The obvious copy would've been the SessionEnd hook — let a model-summary call write the cache when the session closes.

I went the other direction.

The hook approach means metered LLM cost on every session end, plus daemon noise. I didn't want a background process with budget implications I couldn't see.

Instead: Apollo writes hot.md in-turn, the same step as inbox staging, at the end of any session where something actually shipped or a decision landed. Deterministic. Free. No hook required.

The write goes through a helper that prepends the new entry, enforces a budget (roughly the last 10 entries / ~500 words), and pops the oldest to memory/log.md — an append-only tail. Atomic. The trim is in code, not dependent on any daemon firing:

printf '## %s — <one-line summary>\n- Shipped: ...\n- Waiting on I: ...\n' "$(date '+%Y-%m-%d %H:%M')" \
  | (cd /path/to/apollo/obsidian-rag && uv run python -m apollo_rag.hooks.hot --prepend)

I did add a backstop hook as insurance — if a session ends without an explicit write, it appends a stamp from the transcript's last recap block. But the hook is insurance, not the primary writer.

the one rough edge

The backstop hook fires for every claude session end — including headless daemons.

Right now, the CEO briefing cron, the council runner, and the iMessage agent aren't gated with APOLLO_HEADLESS=1. The content self-gate (needs an actual recap block) makes accidental writes unlikely… but not impossible.

I haven't fixed that yet.

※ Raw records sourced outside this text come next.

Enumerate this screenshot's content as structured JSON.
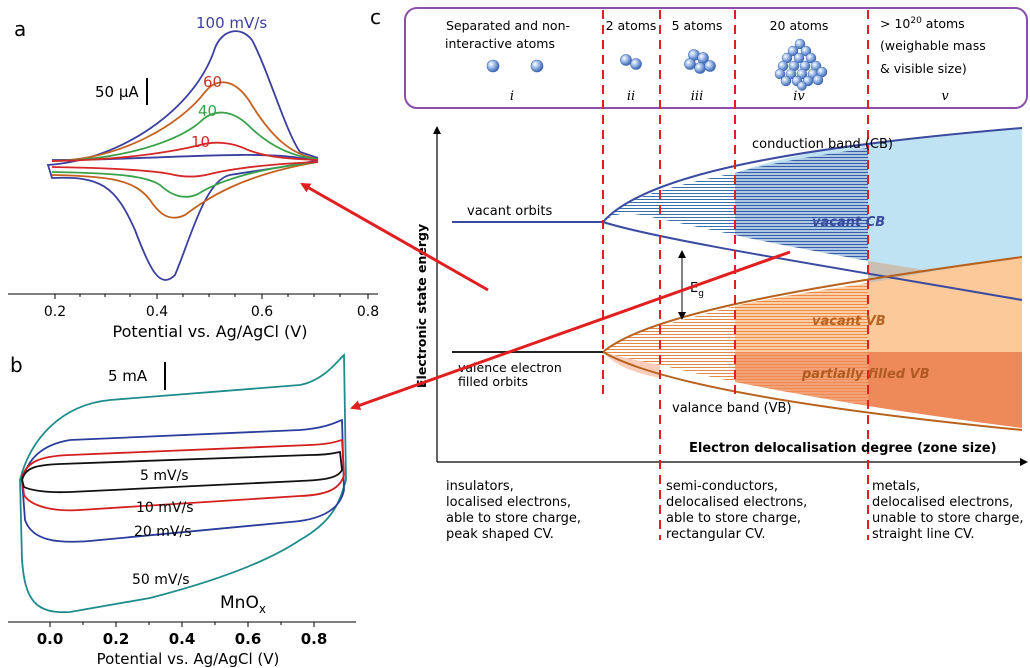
{
  "panel_a": {
    "letter": "a",
    "scale_bar": "50 μA",
    "xlabel": "Potential vs. Ag/AgCl (V)",
    "ticks": [
      "0.2",
      "0.4",
      "0.6",
      "0.8"
    ],
    "curve_labels": [
      {
        "text": "100 mV/s",
        "color": "#3b3f9e"
      },
      {
        "text": "60",
        "color": "#c0392b"
      },
      {
        "text": "40",
        "color": "#3aa34a"
      },
      {
        "text": "10",
        "color": "#d62828"
      }
    ]
  },
  "panel_b": {
    "letter": "b",
    "scale_bar": "5 mA",
    "xlabel": "Potential vs. Ag/AgCl (V)",
    "ticks": [
      "0.0",
      "0.2",
      "0.4",
      "0.6",
      "0.8"
    ],
    "material": "MnO",
    "material_sub": "x",
    "curve_labels": [
      "5 mV/s",
      "10 mV/s",
      "20 mV/s",
      "50 mV/s"
    ]
  },
  "panel_c": {
    "letter": "c",
    "zones": [
      {
        "title": "Separated and non-interactive atoms",
        "title_l1": "Separated and non-",
        "title_l2": "interactive atoms",
        "numeral": "i"
      },
      {
        "title": "2 atoms",
        "numeral": "ii"
      },
      {
        "title": "5 atoms",
        "numeral": "iii"
      },
      {
        "title": "20 atoms",
        "numeral": "iv"
      },
      {
        "title_l1": "> 10",
        "title_sup": "20",
        "title_l1b": " atoms",
        "title_l2": "(weighable mass",
        "title_l3": "& visible size)",
        "numeral": "v"
      }
    ],
    "yaxis_label": "Electronic state energy",
    "xaxis_label": "Electron delocalisation degree (zone size)",
    "conduction_band": "conduction band (CB)",
    "vacant_orbits": "vacant orbits",
    "vacant_cb": "vacant CB",
    "eg_label": "E",
    "eg_sub": "g",
    "vacant_vb": "vacant VB",
    "partially_filled_vb": "partially filled VB",
    "valence_filled_l1": "valence electron",
    "valence_filled_l2": "filled orbits",
    "valance_band": "valance band (VB)",
    "bottom_groups": [
      {
        "lines": [
          "insulators,",
          "localised electrons,",
          "able to store charge,",
          "peak shaped CV."
        ]
      },
      {
        "lines": [
          "semi-conductors,",
          "delocalised electrons,",
          "able to store charge,",
          "rectangular CV."
        ]
      },
      {
        "lines": [
          "metals,",
          "delocalised electrons,",
          "unable to store charge,",
          "straight line CV."
        ]
      }
    ]
  },
  "colors": {
    "arrow": "#e02020",
    "dashed": "#e02020",
    "box_border": "#8a4fa8",
    "cb_fill": "#bfe3f2",
    "cb_line": "#3a4ba0",
    "vb_light": "#fbc99a",
    "vb_dark": "#ee8a5a",
    "vb_line": "#b8621e",
    "grey": "#c9bfb2"
  }
}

It's the honest unfinished edge on this thing.

why it matters

The real lesson here isn't the file format or the helper command.

It's the distinction between ephemeral operational state and durable knowledge.

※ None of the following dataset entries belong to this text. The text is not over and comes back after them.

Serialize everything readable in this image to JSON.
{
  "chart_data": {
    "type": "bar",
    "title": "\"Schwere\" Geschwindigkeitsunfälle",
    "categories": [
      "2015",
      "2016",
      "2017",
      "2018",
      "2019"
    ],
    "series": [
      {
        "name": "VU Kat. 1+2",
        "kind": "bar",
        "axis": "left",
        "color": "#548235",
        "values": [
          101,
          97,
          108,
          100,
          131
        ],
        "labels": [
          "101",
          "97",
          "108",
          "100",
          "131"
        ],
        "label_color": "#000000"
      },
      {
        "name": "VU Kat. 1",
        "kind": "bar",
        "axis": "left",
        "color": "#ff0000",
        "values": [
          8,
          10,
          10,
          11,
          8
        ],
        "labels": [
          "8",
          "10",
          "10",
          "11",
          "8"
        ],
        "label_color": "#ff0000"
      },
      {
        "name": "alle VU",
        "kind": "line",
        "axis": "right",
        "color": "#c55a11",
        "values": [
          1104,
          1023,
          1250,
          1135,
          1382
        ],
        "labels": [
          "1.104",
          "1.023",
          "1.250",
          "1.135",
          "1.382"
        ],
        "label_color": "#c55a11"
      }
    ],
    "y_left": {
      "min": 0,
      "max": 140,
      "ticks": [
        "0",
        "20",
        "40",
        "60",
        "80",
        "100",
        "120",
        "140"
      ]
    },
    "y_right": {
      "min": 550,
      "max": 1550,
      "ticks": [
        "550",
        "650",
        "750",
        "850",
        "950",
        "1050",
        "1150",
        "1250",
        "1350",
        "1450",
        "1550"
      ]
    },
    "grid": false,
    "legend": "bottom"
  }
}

Durable knowledge — patterns I've learned, architecture decisions, what worked on a search tool for a cancer education business last month — lives in real memory files and gets promoted through the inbox.

hot.md is something different. It's just what's the live picture right now. Not knowledge. Not a learning. Just: what shipped, what's waiting on me, what's next.

Once I separated those two things clearly, the whole memory architecture clicked.

The sessions warm. The agent useful immediately. No catch-up.

That's worth the fifteen-minute build.

P.S. Most turns still write nothing to hot.md. Quick lookups, pure conversation, status checks — silence is the default. Only real state changes earn an entry. That discipline is the whole point.